Soyons honnêtes, personne n’y fait attention. Dès que l’on envoie un courriel, à chaque fois que l’on surfe sur internet au bureau ou sur son smartphone, dès que l’on s’égare sur un logiciel d’intelligence artificielle, toujours nous pompons de l’énergie sans même nous en rendre compte. Et nous ne parlons pas ici de notre batterie de téléphone portable. Non. Parfois à l’autre bout du monde, des serveurs alimentent notre soif de divertissement en «scrollant» indéfiniment sur certains sites ou applications. Et c’est la batterie énergétique mondiale qui s’épuise sans forcément qu’on puisse la recharger un jour.

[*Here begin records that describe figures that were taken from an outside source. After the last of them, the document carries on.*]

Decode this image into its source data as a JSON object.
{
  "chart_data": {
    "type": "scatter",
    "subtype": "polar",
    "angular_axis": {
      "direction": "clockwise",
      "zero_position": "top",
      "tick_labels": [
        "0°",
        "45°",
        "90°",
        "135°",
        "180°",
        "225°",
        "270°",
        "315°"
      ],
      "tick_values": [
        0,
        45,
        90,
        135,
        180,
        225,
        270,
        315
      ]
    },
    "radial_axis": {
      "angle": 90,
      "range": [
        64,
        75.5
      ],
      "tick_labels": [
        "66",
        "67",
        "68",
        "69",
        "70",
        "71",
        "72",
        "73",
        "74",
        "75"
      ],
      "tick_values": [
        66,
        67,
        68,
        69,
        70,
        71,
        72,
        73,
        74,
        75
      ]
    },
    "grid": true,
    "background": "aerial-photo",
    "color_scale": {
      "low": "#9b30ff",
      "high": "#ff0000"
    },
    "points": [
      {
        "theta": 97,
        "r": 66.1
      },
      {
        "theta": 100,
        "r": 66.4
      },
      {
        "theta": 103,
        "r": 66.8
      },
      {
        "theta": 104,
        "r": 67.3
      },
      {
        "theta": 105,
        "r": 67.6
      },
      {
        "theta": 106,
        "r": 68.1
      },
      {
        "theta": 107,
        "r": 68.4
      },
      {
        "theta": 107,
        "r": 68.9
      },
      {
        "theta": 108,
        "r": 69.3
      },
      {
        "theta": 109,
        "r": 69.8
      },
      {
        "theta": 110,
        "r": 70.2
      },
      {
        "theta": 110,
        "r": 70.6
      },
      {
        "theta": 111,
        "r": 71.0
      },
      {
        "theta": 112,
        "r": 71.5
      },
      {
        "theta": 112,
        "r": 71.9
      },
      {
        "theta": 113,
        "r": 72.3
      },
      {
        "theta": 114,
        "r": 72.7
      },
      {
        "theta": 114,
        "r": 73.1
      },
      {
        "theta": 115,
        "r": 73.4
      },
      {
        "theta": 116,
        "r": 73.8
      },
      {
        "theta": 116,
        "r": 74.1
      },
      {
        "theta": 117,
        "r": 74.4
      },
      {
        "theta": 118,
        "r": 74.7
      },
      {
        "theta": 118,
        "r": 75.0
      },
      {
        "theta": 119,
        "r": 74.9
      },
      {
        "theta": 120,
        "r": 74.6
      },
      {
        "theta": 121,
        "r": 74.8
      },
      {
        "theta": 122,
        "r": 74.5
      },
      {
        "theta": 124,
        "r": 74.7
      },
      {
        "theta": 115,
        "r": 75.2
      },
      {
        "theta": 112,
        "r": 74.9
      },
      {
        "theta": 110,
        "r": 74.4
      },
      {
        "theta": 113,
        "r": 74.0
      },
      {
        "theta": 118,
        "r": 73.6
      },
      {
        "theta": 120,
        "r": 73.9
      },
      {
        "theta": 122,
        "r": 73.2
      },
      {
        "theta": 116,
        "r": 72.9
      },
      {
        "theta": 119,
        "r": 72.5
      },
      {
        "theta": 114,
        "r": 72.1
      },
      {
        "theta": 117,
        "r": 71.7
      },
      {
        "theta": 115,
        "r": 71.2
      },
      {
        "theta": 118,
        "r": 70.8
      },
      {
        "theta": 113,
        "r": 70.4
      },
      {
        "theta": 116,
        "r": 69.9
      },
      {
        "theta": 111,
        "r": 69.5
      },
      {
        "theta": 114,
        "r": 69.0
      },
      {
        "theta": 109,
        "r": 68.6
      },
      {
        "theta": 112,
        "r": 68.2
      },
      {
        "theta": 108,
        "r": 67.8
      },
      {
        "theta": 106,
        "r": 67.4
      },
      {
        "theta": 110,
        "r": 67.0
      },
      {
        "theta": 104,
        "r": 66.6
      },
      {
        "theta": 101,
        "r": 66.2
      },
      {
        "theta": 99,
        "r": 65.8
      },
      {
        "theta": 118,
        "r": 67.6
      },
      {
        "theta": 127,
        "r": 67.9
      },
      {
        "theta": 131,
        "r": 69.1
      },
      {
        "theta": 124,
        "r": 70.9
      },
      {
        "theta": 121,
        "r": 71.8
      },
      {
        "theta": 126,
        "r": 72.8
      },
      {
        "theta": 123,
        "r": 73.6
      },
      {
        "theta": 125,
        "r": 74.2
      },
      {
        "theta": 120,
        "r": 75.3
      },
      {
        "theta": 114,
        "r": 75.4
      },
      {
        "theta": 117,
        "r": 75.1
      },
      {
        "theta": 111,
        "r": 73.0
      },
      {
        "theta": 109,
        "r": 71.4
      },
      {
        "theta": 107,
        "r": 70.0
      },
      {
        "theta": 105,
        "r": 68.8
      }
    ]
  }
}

Google a annoncé des investissements massifs dans des centres de données en Finlande pour accompagner le déploiement de l’intelligence artificielle. Nous n’en sommes qu’au tout début de cette révolution et les entreprises de la tech, malgré leur greenwashing permanent et leurs discours rassurants, veulent se gaver encore et toujours de nos ressources énergétiques. En Finlande, ces projets, s’ils se concrétisent, contribueront à une hausse de 40 % de la consommation électrique du pays. Ça en fait des éoliennes! Et ce n’est donc qu’une première étape, car cette intelligence artificielle veut conquérir nos vies, privées et professionnelles, afin de transformer nos sociétés. Oui, mais à quel prix? Un site d’intelligence artificielle consomme entre trois et dix fois plus d’électricité qu’une simple recherche sur un moteur de recherche bien connu. En France, on s’alarme déjà de voir que le besoin énergétique des data centers va quadrupler d’ici dix ans pour soutenir cette IA qui, décidément, n’a pas que des avantages.

L’installation de Google à Bissen permet de mettre ce débat sur la table au Grand-Duché. Reste que le problème est mondial et nous fait prendre encore conscience que nos sociétés sont toujours aussi gloutonnes en énergie. On essaye juste de changer de carburant : pas mal de renouvelable, mais quand même une bonne dose de nucléaire… voire d’autres sources un peu plus polluantes et antiques. Une consommation invisible qui est loin d’être en cohérence avec les défis pour protéger nos sociétés d’un réchauffement climatique qui a fait tant de dégâts cet été.